1.1 There is not enough evidence to recommend routine adoption of MRI fusion biopsy systems for diagnosing prostate cancer. Centres already using MRI fusion biopsy systems to diagnose prostate cancer may continue to do so but are encouraged to collect data or do further research.
1.2 Further data collection and research is recommended (see the section on further research) to:
assess the performance of MRI fusion biopsy systems compared with cognitive fusion biopsies to detect different grades of prostate cancer
assess the impact of using the technology on the rate at which biopsies can be done, and on service capacity to do biopsies.
Why the committee made these recommendations
Biopsies for suspected prostate cancer are done using previously taken MRI images and live ultrasound imaging to help the operator guide the biopsy needle (cognitive fusion). In MRI fusion biopsy systems, software overlays the MRI image onto the live ultrasound image (MRI fusion). This could mean fewer cases of prostate cancer are missed and could reduce the number of repeat biopsies.
The clinical evidence is limited because none of the studies are from the UK and none are of high quality. It suggests MRI fusion biopsy systems may detect more higher-grade cancers than with cognitive fusion biopsy, but this is unclear because few higher-grade cancers were detected overall. There is not much evidence comparing the different software fusion technologies with each other.
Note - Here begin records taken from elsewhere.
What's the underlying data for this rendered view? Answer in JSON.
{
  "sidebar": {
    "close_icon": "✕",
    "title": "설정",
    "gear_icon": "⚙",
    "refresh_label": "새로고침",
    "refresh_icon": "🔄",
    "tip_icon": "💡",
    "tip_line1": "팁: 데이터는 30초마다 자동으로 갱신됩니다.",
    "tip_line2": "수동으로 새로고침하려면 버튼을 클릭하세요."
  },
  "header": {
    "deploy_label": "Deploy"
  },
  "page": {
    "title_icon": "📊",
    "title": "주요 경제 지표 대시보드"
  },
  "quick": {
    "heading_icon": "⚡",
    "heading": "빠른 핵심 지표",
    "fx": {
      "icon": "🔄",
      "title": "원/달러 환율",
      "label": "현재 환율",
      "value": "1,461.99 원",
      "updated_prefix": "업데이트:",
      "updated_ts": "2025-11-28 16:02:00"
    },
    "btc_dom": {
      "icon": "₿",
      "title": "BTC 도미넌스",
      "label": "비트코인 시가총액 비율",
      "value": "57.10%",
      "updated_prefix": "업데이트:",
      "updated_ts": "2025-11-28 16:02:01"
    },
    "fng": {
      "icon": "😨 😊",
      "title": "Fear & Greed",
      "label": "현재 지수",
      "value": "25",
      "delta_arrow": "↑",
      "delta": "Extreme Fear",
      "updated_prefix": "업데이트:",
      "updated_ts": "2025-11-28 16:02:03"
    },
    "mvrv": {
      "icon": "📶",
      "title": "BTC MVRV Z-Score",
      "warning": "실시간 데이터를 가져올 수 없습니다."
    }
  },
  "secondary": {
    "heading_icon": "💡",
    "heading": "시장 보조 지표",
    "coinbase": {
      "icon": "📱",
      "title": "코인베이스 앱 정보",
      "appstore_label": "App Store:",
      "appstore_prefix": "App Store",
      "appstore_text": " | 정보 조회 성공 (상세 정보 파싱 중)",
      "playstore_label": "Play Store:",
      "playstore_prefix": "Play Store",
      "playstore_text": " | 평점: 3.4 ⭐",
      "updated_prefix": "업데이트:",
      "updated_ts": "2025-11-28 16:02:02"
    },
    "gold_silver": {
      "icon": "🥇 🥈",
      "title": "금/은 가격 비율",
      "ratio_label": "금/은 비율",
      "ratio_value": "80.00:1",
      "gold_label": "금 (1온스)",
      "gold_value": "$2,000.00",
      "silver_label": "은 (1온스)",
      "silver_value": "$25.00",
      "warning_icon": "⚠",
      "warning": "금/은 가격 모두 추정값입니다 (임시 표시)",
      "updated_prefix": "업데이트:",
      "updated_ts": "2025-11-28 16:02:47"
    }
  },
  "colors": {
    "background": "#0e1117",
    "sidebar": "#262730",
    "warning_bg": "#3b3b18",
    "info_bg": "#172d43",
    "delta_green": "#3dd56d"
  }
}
And the technologies differ in their features, so it is not clear if any are better than the others.
The cost-effectiveness estimates depend on how well MRI fusion biopsy systems detect higher-grade cancers compared with cognitive fusion. The estimates suggest that MRI fusion biopsy systems could be cost effective compared with cognitive fusion, but because the clinical evidence is uncertain, the cost-effectiveness estimates are very uncertain.
MRI fusion biopsy systems show promise for better detection of prostate cancer and could help to standardise biopsy quality across the NHS, but more evidence is needed.